Pooram – my childhood memories start here. In my mind it’s all there- in beautifully detailed memories. I’m holding my grandfather’s hand and stepping out from Home for Pooram. I still remember the excitement I went through each time during Pooram. It is a post-harvest festival based on the temples in each place of Kerala. It starts with the Varavu (procession) from surrounding temples to the main temple of the place that is organizing the festival. After school, we would sharpen our ears to hear any sound of ‘varavu’ and run towards the road to watch the many activities that come with it. The real Pooram for us would only start with the arrival of my grandfather, once he reached home after his work.
My siblings and I would be impatiently waiting for him, dressed up and with our cutest smiles ever, waiting for his hand gesture signaling the magic phrase that followed next: ‘Okay, let’s go now’ he would say with a warm & comforting tone in his voice – ‘But you have to promise that you will keep holding my hand, there are masses of people this time and we cannot loose each other!’ – these words were repeated each and every Pooram.
I was walking with him towards the Pooram whilst turning my head towards either side of road with my widely-opened eyes. ‘Where did all these people come from?’ – I asked myself each year all over again.
With each step that took us closer to the Pooram I felt the crowds closing in on us, my immeasurable reaction was to move closer to my grandfather and tightening the grip of my hand into his. ‘He’s my protector!’- I thought to myself.
My grandfather had the habit of buying us special Pooram sweets, part of which we would take to our relatives’ homes, to share them amongst our big family circle there. Back then, I didn’t understand why he was doing this…
The decorated elephants were one of my favorite attractions about Pooram and of-course the fireworks. My grandfather would take us to a secure spot to ensure that we would watch the firework spectacle safely. For me- it could never be close enough!

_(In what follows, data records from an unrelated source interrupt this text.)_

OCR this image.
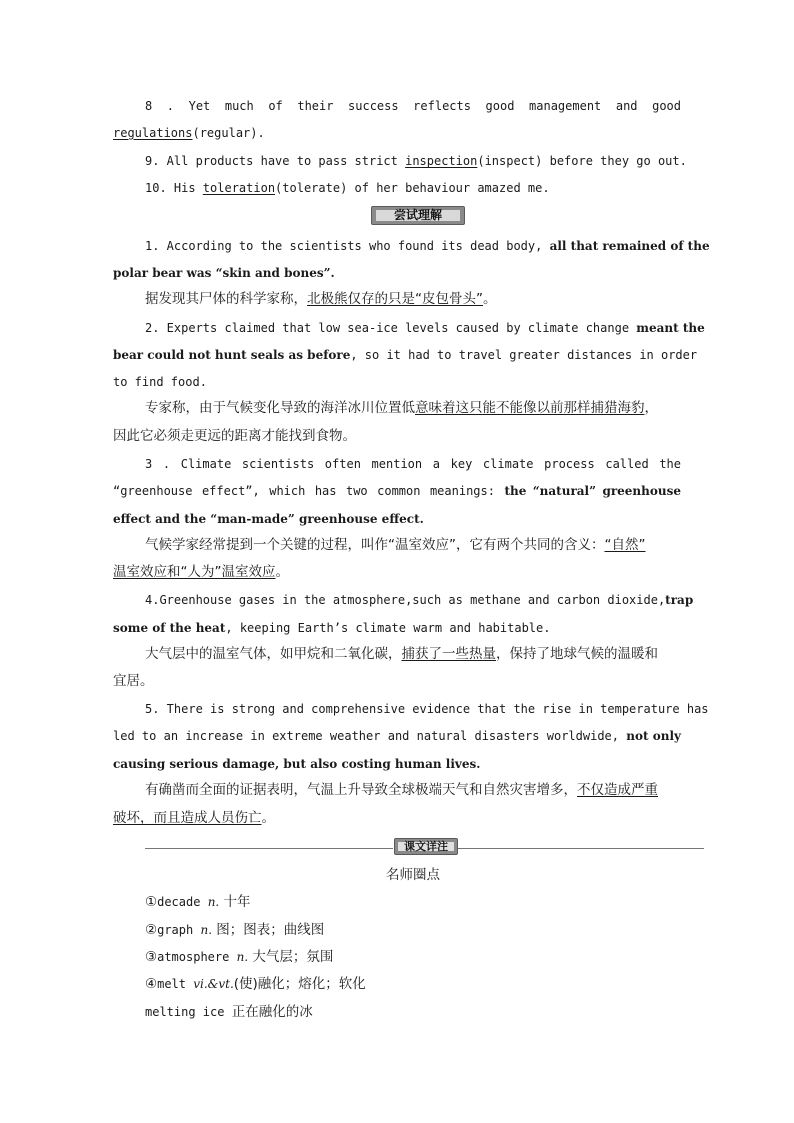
8 . Yet much of their success reflects good management and good
regulations(regular).
9. All products have to pass strict inspection(inspect) before they go out.
10. His toleration(tolerate) of her behaviour amazed me.
尝试理解
1. According to the scientists who found its dead body, all that remained of the
polar bear was “skin and bones”.
据发现其尸体的科学家称，北极熊仅存的只是“皮包骨头”。
2. Experts claimed that low sea-ice levels caused by climate change meant the
bear could not hunt seals as before, so it had to travel greater distances in order
to find food.
专家称，由于气候变化导致的海洋冰川位置低意味着这只能不能像以前那样捕猎海豹，
因此它必须走更远的距离才能找到食物。
3 . Climate scientists often mention a key climate process called the
“greenhouse effect”, which has two common meanings: the “natural” greenhouse
effect and the “man-made” greenhouse effect.
气候学家经常提到一个关键的过程，叫作“温室效应”，它有两个共同的含义：“自然”
温室效应和“人为”温室效应。
4.Greenhouse gases in the atmosphere,such as methane and carbon dioxide,trap
some of the heat, keeping Earth’s climate warm and habitable.
大气层中的温室气体，如甲烷和二氧化碳，捕获了一些热量，保持了地球气候的温暖和
宜居。
5. There is strong and comprehensive evidence that the rise in temperature has
led to an increase in extreme weather and natural disasters worldwide, not only
causing serious damage, but also costing human lives.
有确凿而全面的证据表明，气温上升导致全球极端天气和自然灾害增多，不仅造成严重
破坏，而且造成人员伤亡。
课文详注
名师圈点
①decade n. 十年
②graph n. 图；图表；曲线图
③atmosphere n. 大气层；氛围
④melt vi.&vt.(使)融化；熔化；软化
melting ice 正在融化的冰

With the passage of time, I started going with my friends for Pooram. My grandfather continued the same tradition with my younger brother. I still used to join them at some point- accompanied by my friends.
As the years went by, my grandfather became sick, cancer…

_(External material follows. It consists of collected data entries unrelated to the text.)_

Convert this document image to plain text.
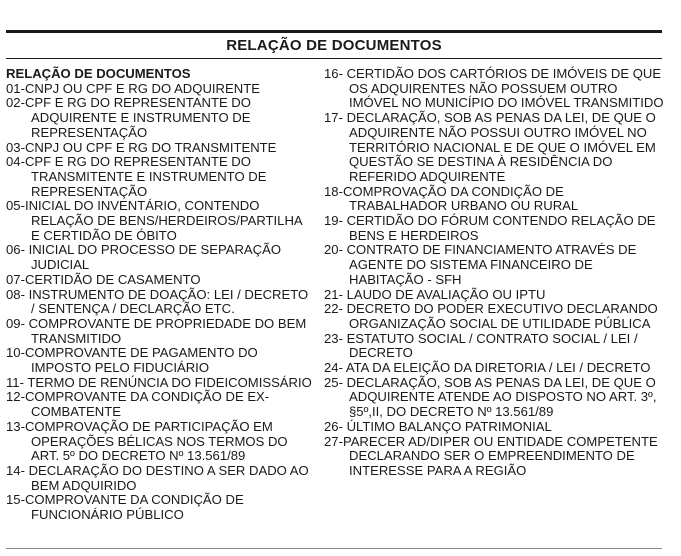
RELAÇÃO DE DOCUMENTOS
RELAÇÃO DE DOCUMENTOS
01-CNPJ OU CPF E RG DO ADQUIRENTE
02-CPF E RG DO REPRESENTANTE DO ADQUIRENTE E INSTRUMENTO DE REPRESENTAÇÃO
03-CNPJ OU CPF E RG DO TRANSMITENTE
04-CPF E RG DO REPRESENTANTE DO TRANSMITENTE E INSTRUMENTO DE REPRESENTAÇÃO
05-INICIAL DO INVENTÁRIO, CONTENDO RELAÇÃO DE BENS/HERDEIROS/PARTILHA E CERTIDÃO DE ÓBITO
06- INICIAL DO PROCESSO DE SEPARAÇÃO JUDICIAL
07-CERTIDÃO DE CASAMENTO
08- INSTRUMENTO DE DOAÇÃO: LEI / DECRETO / SENTENÇA / DECLARÇÃO ETC.
09- COMPROVANTE DE PROPRIEDADE DO BEM TRANSMITIDO
10-COMPROVANTE DE PAGAMENTO DO IMPOSTO PELO FIDUCIÁRIO
11- TERMO DE RENÚNCIA DO FIDEICOMISSÁRIO
12-COMPROVANTE DA CONDIÇÃO DE EX-COMBATENTE
13-COMPROVAÇÃO DE PARTICIPAÇÃO EM OPERAÇÕES BÉLICAS NOS TERMOS DO ART. 5º DO DECRETO Nº 13.561/89
14- DECLARAÇÃO DO DESTINO A SER DADO AO BEM ADQUIRIDO
15-COMPROVANTE DA CONDIÇÃO DE FUNCIONÁRIO PÚBLICO
16- CERTIDÃO DOS CARTÓRIOS DE IMÓVEIS DE QUE OS ADQUIRENTES NÃO POSSUEM OUTRO IMÓVEL NO MUNICÍPIO DO IMÓVEL TRANSMITIDO
17- DECLARAÇÃO, SOB AS PENAS DA LEI, DE QUE O ADQUIRENTE NÃO POSSUI OUTRO IMÓVEL NO TERRITÓRIO NACIONAL E DE QUE O IMÓVEL EM QUESTÃO SE DESTINA À RESIDÊNCIA DO REFERIDO ADQUIRENTE
18-COMPROVAÇÃO DA CONDIÇÃO DE TRABALHADOR URBANO OU RURAL
19- CERTIDÃO DO FÓRUM CONTENDO RELAÇÃO DE BENS E HERDEIROS
20- CONTRATO DE FINANCIAMENTO ATRAVÉS DE AGENTE DO SISTEMA FINANCEIRO DE HABITAÇÃO - SFH
21- LAUDO DE AVALIAÇÃO OU IPTU
22- DECRETO DO PODER EXECUTIVO DECLARANDO ORGANIZAÇÃO SOCIAL DE UTILIDADE PÚBLICA
23- ESTATUTO SOCIAL / CONTRATO SOCIAL / LEI / DECRETO
24- ATA DA ELEIÇÃO DA DIRETORIA / LEI / DECRETO
25- DECLARAÇÃO, SOB AS PENAS DA LEI, DE QUE O ADQUIRENTE ATENDE AO DISPOSTO NO ART. 3º, §5º,II, DO DECRETO Nº 13.561/89
26- ÚLTIMO BALANÇO PATRIMONIAL
27-PARECER AD/DIPER OU ENTIDADE COMPETENTE DECLARANDO SER O EMPREENDIMENTO DE INTERESSE PARA A REGIÃO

One day, he called me to his bed on that year’s Pooram day, yet, this time, with a different phrase from the one I was accustomed to hear each year: “I’m Sick this time … Take your brother to Pooram, hold his hand as I was holding yours” and he gave some money and asked me: ‘What will you do with this?’ I explained him that I will buy sweets for our relatives and bring it to their houses. He was content with my answer and asked me to buy sweets for our home as well and some gifts for my sisters.

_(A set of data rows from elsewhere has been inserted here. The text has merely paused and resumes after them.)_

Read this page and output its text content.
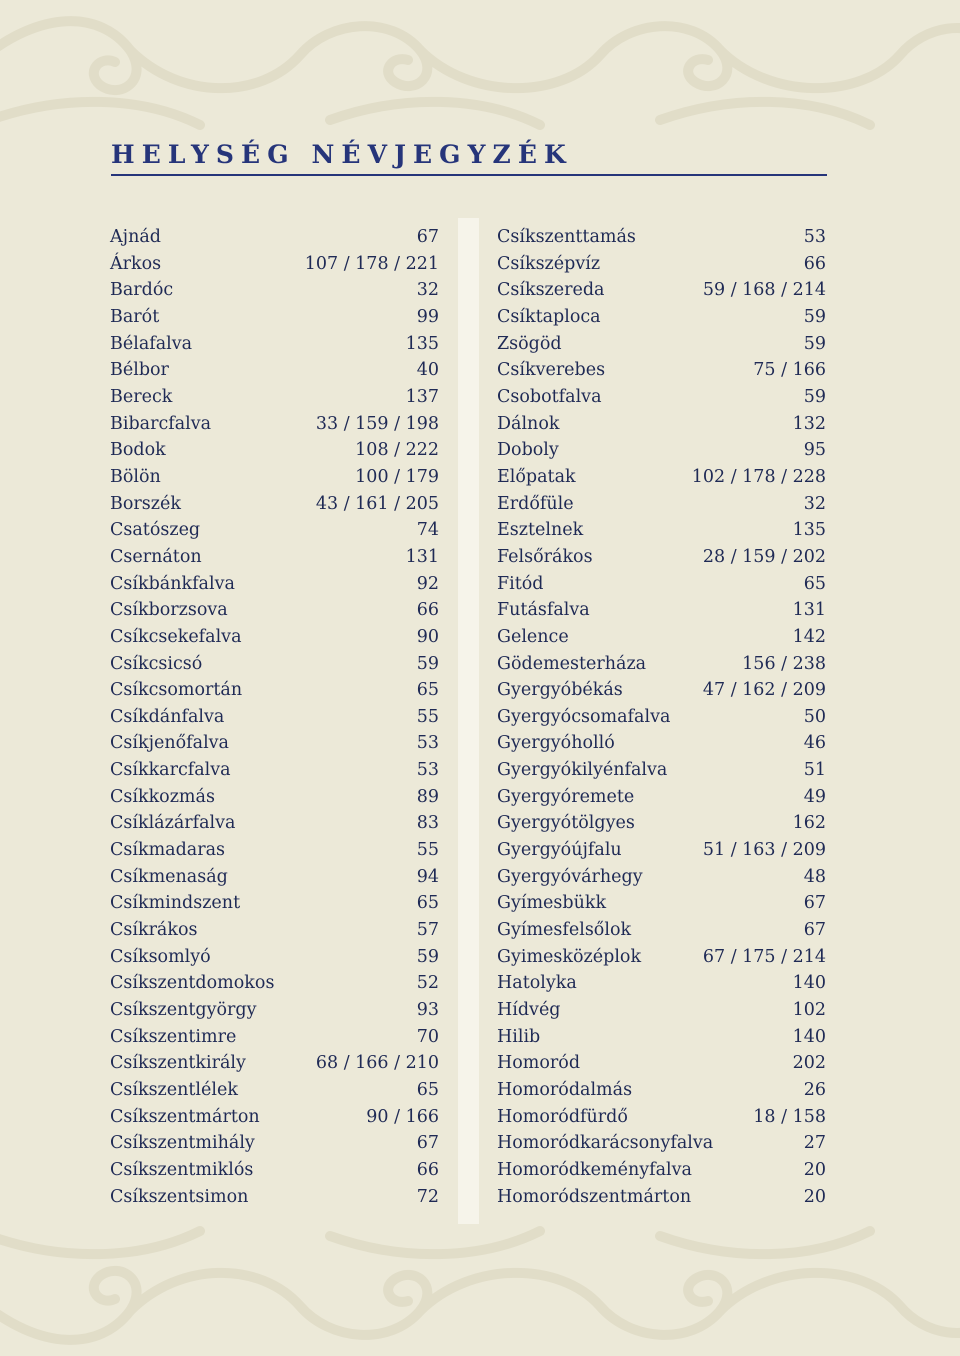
HELYSÉG NÉVJEGYZÉK
Ajnád	67
Árkos	107 / 178 / 221
Bardóc	32
Barót	99
Bélafalva	135
Bélbor	40
Bereck	137
Bibarcfalva	33 / 159 / 198
Bodok	108 / 222
Bölön	100 / 179
Borszék	43 / 161 / 205
Csatószeg	74
Csernáton	131
Csíkbánkfalva	92
Csíkborzsova	66
Csíkcsekefalva	90
Csíkcsicsó	59
Csíkcsomortán	65
Csíkdánfalva	55
Csíkjenőfalva	53
Csíkkarcfalva	53
Csíkkozmás	89
Csíklázárfalva	83
Csíkmadaras	55
Csíkmenaság	94
Csíkmindszent	65
Csíkrákos	57
Csíksomlyó	59
Csíkszentdomokos	52
Csíkszentgyörgy	93
Csíkszentimre	70
Csíkszentkirály	68 / 166 / 210
Csíkszentlélek	65
Csíkszentmárton	90 / 166
Csíkszentmihály	67
Csíkszentmiklós	66
Csíkszentsimon	72
Csíkszenttamás	53
Csíkszépvíz	66
Csíkszereda	59 / 168 / 214
Csíktaploca	59
Zsögöd	59
Csíkverebes	75 / 166
Csobotfalva	59
Dálnok	132
Doboly	95
Előpatak	102 / 178 / 228
Erdőfüle	32
Esztelnek	135
Felsőrákos	28 / 159 / 202
Fitód	65
Futásfalva	131
Gelence	142
Gödemesterháza	156 / 238
Gyergyóbékás	47 / 162 / 209
Gyergyócsomafalva	50
Gyergyóholló	46
Gyergyókilyénfalva	51
Gyergyóremete	49
Gyergyótölgyes	162
Gyergyóújfalu	51 / 163 / 209
Gyergyóvárhegy	48
Gyímesbükk	67
Gyímesfelsőlok	67
Gyimesközéplok	67 / 175 / 214
Hatolyka	140
Hídvég	102
Hilib	140
Homoród	202
Homoródalmás	26
Homoródfürdő	18 / 158
Homoródkarácsonyfalva	27
Homoródkeményfalva	20
Homoródszentmárton	20
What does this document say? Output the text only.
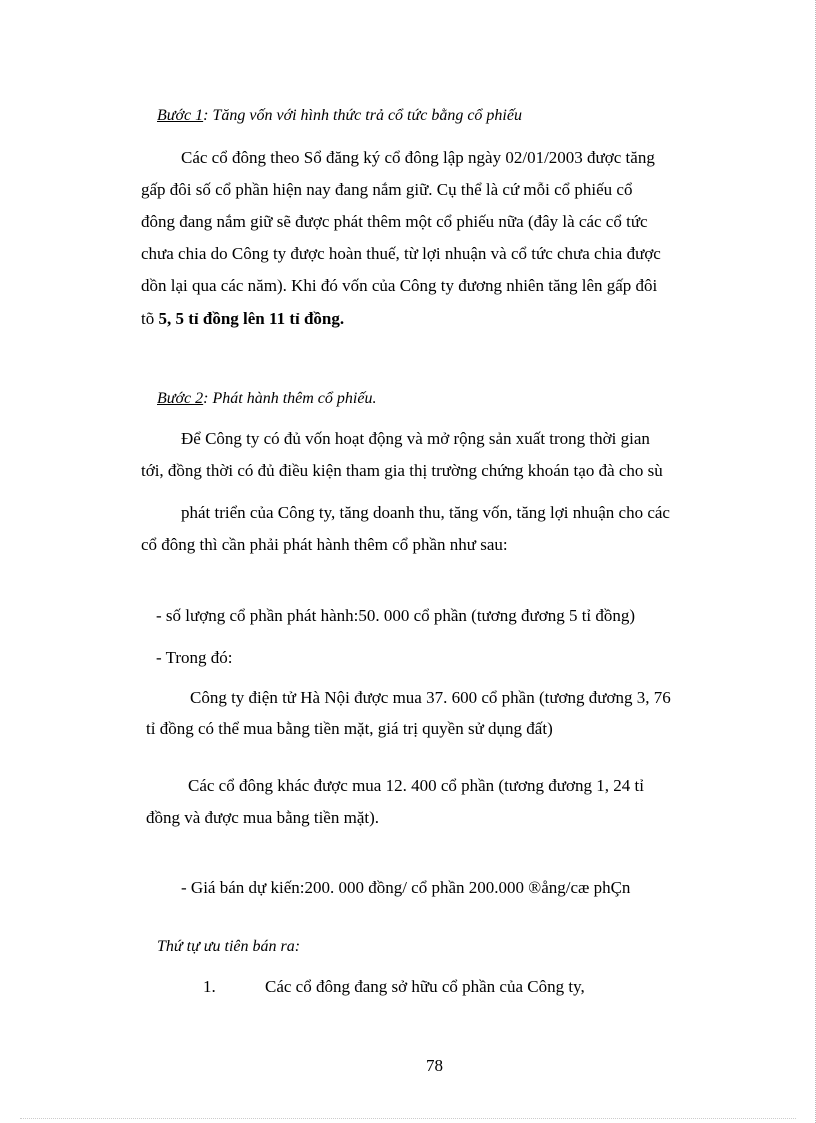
Bước 1: Tăng vốn với hình thức trả cổ tức bằng cổ phiếu
Các cổ đông theo Sổ đăng ký cổ đông lập ngày 02/01/2003 được tăng
gấp đôi số cổ phần hiện nay đang nắm giữ. Cụ thể là cứ mỗi cổ phiếu cổ
đông đang nắm giữ sẽ được phát thêm một cổ phiếu nữa (đây là các cổ tức
chưa chia do Công ty được hoàn thuế, từ lợi nhuận và cổ tức chưa chia được
dồn lại qua các năm). Khi đó vốn của Công ty đương nhiên tăng lên gấp đôi
tõ 5, 5 tỉ đồng lên 11 tỉ đồng.
Bước 2: Phát hành thêm cổ phiếu.
Để Công ty có đủ vốn hoạt động và mở rộng sản xuất trong thời gian
tới, đồng thời có đủ điều kiện tham gia thị trường chứng khoán tạo đà cho sù
phát triển của Công ty, tăng doanh thu, tăng vốn, tăng lợi nhuận cho các
cổ đông thì cần phải phát hành thêm cổ phần như sau:
- số lượng cổ phần phát hành:50. 000 cổ phần (tương đương 5 tỉ đồng)
- Trong đó:
Công ty điện tử Hà Nội được mua 37. 600 cổ phần (tương đương 3, 76
tỉ đồng có thể mua bằng tiền mặt, giá trị quyền sử dụng đất)
Các cổ đông khác được mua 12. 400 cổ phần (tương đương 1, 24 tỉ
đồng và được mua bằng tiền mặt).
- Giá bán dự kiến:200. 000 đồng/ cổ phần 200.000 ®ång/cæ phÇn
Thứ tự ưu tiên bán ra:
1.	Các cổ đông đang sở hữu cổ phần của Công ty,
78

I was thinking while I was walking with my brother, I didn’t see any colors or any attractions in the Pooram this time. I was realizing he was handing the tradition and responsibility once carried by him on to me! He wanted to make sure that the successor generation will keep in touch with the family just as he was doing it all these years.
After my grandfather passed away, Pooram lost it’s special touch to me.
Even though I’m in Dubai now, each time I plan my vacation in December to experience at least one Pooram in my town.
During the recent years though, I tend to walk through the Pooram festivities with or without friends. But always with some sweet memories in my mind, A Walk to Remember my past.